Public Service Co. of Oklahoma (PSO) – a subsidiary of American Electric Power (AEP) that serves more than half a million customers statewide – has asked regulators for extra time to deliver $75 million in rate refunds (Cause No. PUD 201500208), claiming it needs an extension in order to reconfigure its billing software.
The Oklahoma Corporation Commission (OCC) will hear arguments on November 29 on the utility’s motion to modify parts of a $14 million rate increase it approved earlier this month (Order No. 657877). The utility originally had filed for a rate increase of $130 million in July 2015, according to a November 18 report in The Oklahoman.
PSO has been charging customers $75 million in higher interim rates since January, the local news outlet said – something utilities are allowed to do if a rate case doesn’t have a final order within 180 days. Interim rates are subject to refund, with interest.
The November 10 OCC order, resulting from a 2-1 vote of the commissioners, mandated that the utility should submit its updated rate tariffs to the commission’s public utility division within five business days.
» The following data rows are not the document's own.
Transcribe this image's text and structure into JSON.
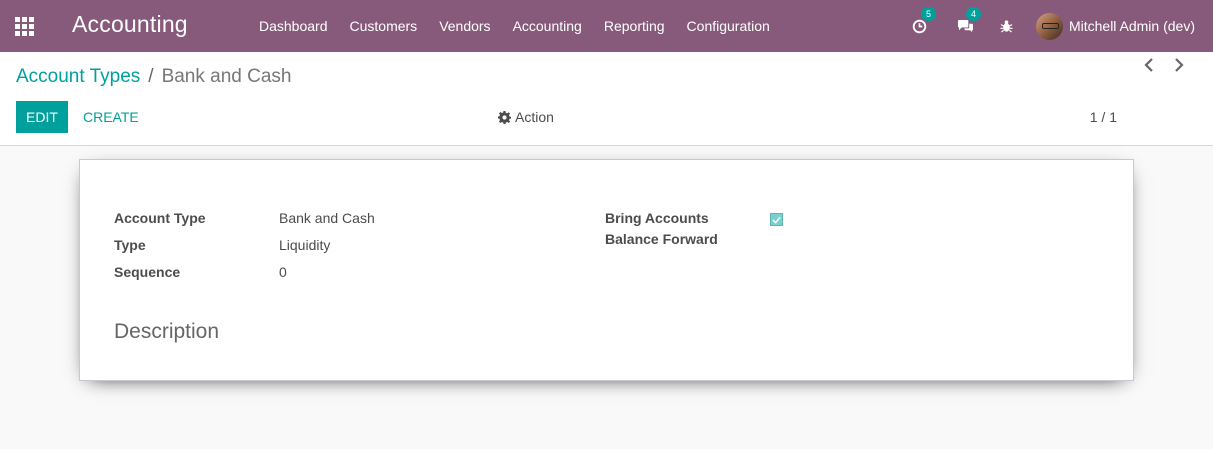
{
  "navbar": {
    "brand": "Accounting",
    "menu": [
      "Dashboard",
      "Customers",
      "Vendors",
      "Accounting",
      "Reporting",
      "Configuration"
    ],
    "activity_count": "5",
    "message_count": "4",
    "user_name": "Mitchell Admin (dev)",
    "bg_color": "#875a7b"
  },
  "breadcrumb": {
    "parent": "Account Types",
    "separator": "/",
    "current": "Bank and Cash"
  },
  "toolbar": {
    "edit_label": "EDIT",
    "create_label": "CREATE",
    "action_label": "Action",
    "pager_value": "1 / 1"
  },
  "form": {
    "fields": [
      {
        "label": "Account Type",
        "value": "Bank and Cash"
      },
      {
        "label": "Type",
        "value": "Liquidity"
      },
      {
        "label": "Sequence",
        "value": "0"
      }
    ],
    "bring_forward_label_1": "Bring Accounts",
    "bring_forward_label_2": "Balance Forward",
    "bring_forward_checked": true,
    "description_title": "Description"
  },
  "colors": {
    "primary": "#00a09d",
    "brand": "#875a7b"
  }
}
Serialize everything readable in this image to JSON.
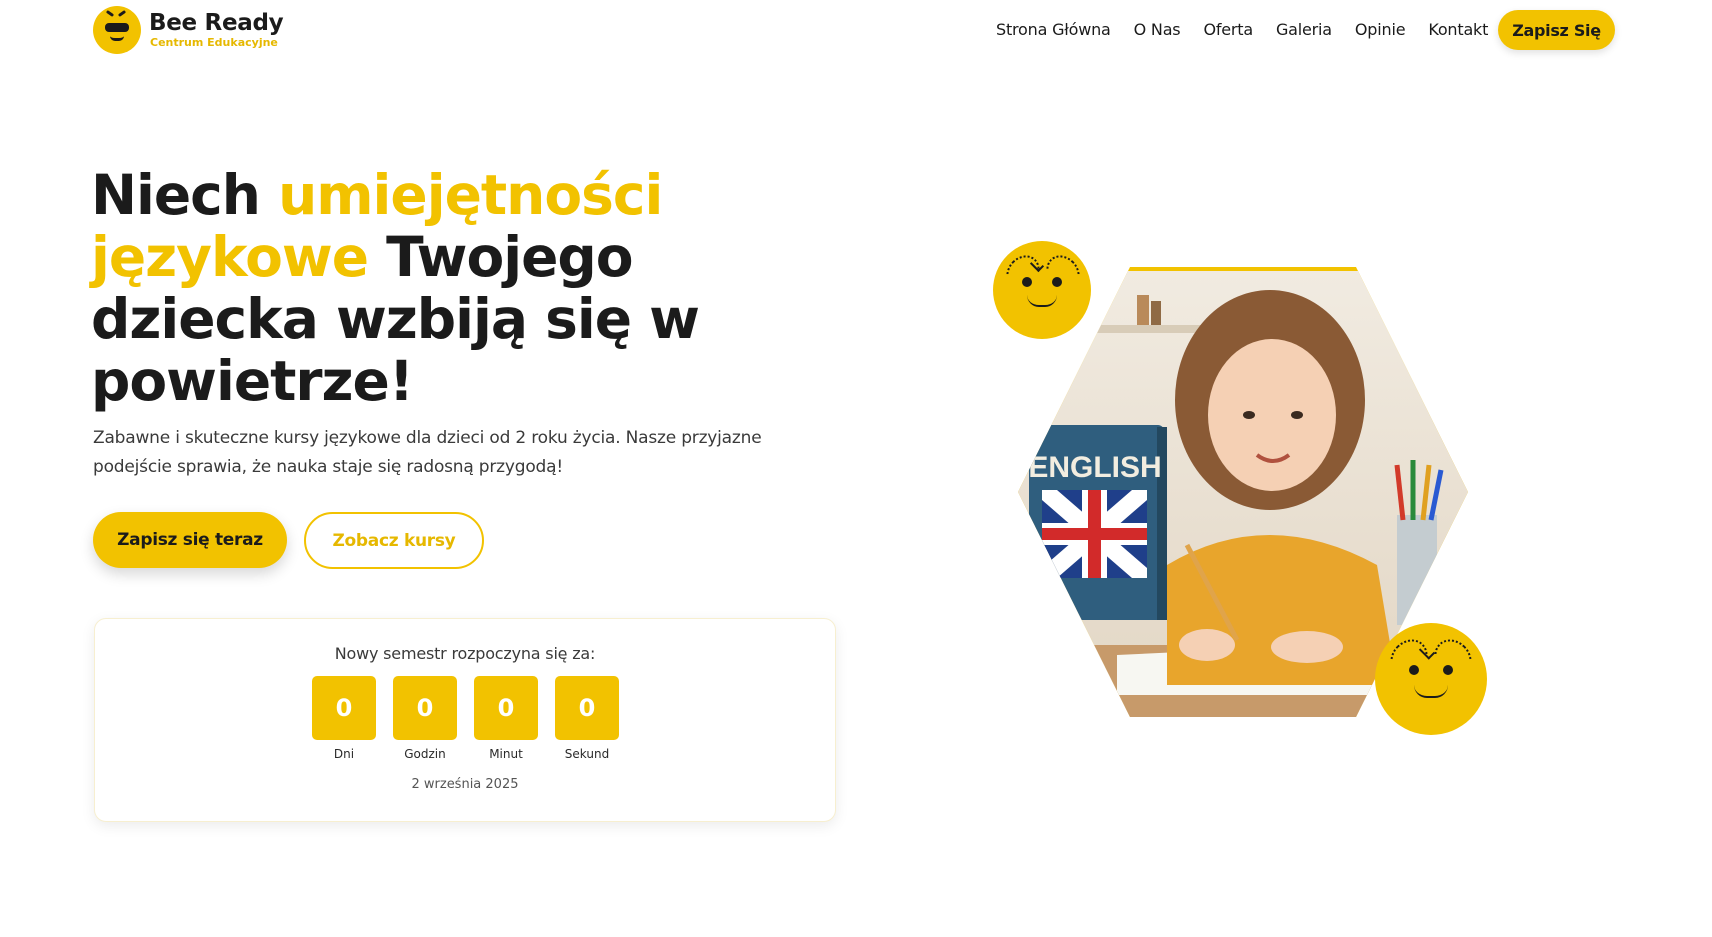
{
  "header": {
    "logo_title": "Bee Ready",
    "logo_subtitle": "Centrum Edukacyjne",
    "nav": [
      {
        "label": "Strona Główna"
      },
      {
        "label": "O Nas"
      },
      {
        "label": "Oferta"
      },
      {
        "label": "Galeria"
      },
      {
        "label": "Opinie"
      },
      {
        "label": "Kontakt"
      }
    ],
    "cta_label": "Zapisz Się"
  },
  "hero": {
    "title_part1": "Niech ",
    "title_highlight": "umiejętności językowe",
    "title_part2": " Twojego dziecka wzbiją się w powietrze!",
    "subtitle": "Zabawne i skuteczne kursy językowe dla dzieci od 2 roku życia. Nasze przyjazne podejście sprawia, że nauka staje się radosną przygodą!",
    "primary_button": "Zapisz się teraz",
    "secondary_button": "Zobacz kursy"
  },
  "countdown": {
    "title": "Nowy semestr rozpoczyna się za:",
    "units": [
      {
        "value": "0",
        "label": "Dni"
      },
      {
        "value": "0",
        "label": "Godzin"
      },
      {
        "value": "0",
        "label": "Minut"
      },
      {
        "value": "0",
        "label": "Sekund"
      }
    ],
    "date": "2 września 2025"
  },
  "image": {
    "book_text": "ENGLISH"
  },
  "colors": {
    "accent": "#f2c200",
    "text": "#1b1b1b"
  },
  "icons": [
    "bee-logo-icon",
    "smiley-bee-icon"
  ]
}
The utility said its review of the order found it couldn’t meet that deadline.
“PSO is proceeding with implementation of parts of the order, including discontinuing interim rates and beginning refunds with our December billing cycle,” utility spokesperson Tiffini Jackson said in an email to The Oklahoman. “To be clear, PSO did not seek a delay in issuing customer refunds and refunds are not being delayed; but we are requesting modification and clarification of some of the technical and logistical terms of the order.”
The order said the rate refund should appear as a credit under a separate line item on customers’ monthly bills and be refunded in equal monthly installments through October 2017.
However, PSO said in its request for modification, “[The utility is] unable to comply with the order requirement to add a line item on the bill by November 29 due to the length of time required to implement the bill change. PSO requests the commission to modify the order by stating that, “The interim rate refund line item shall be added on the bill as soon as possible, but no later than February 1, 2017.”
“We’re still working to determine the actual average amount of refund for customers,” Jackson said in the email to the local news outlet. “Refunds beginning in December will continue until the full refund amount is credited back to customers.”
The senior citizen advocacy group, AARP Oklahoma, one of several parties that intervened in the rate case, said it was still studying PSO’s motion on the requested changes.
“AARP will strongly oppose any tactic that may be used to delay the refunds ordered by the commission, and we want customers to be informed of the amount of the refund they are receiving on their bills,” Sean Voskuhl, AARP Oklahoma’s state director, told The Oklahoman. “Other areas of the motion raise concerns as well and are contrary to determinations made by the commission in this case.”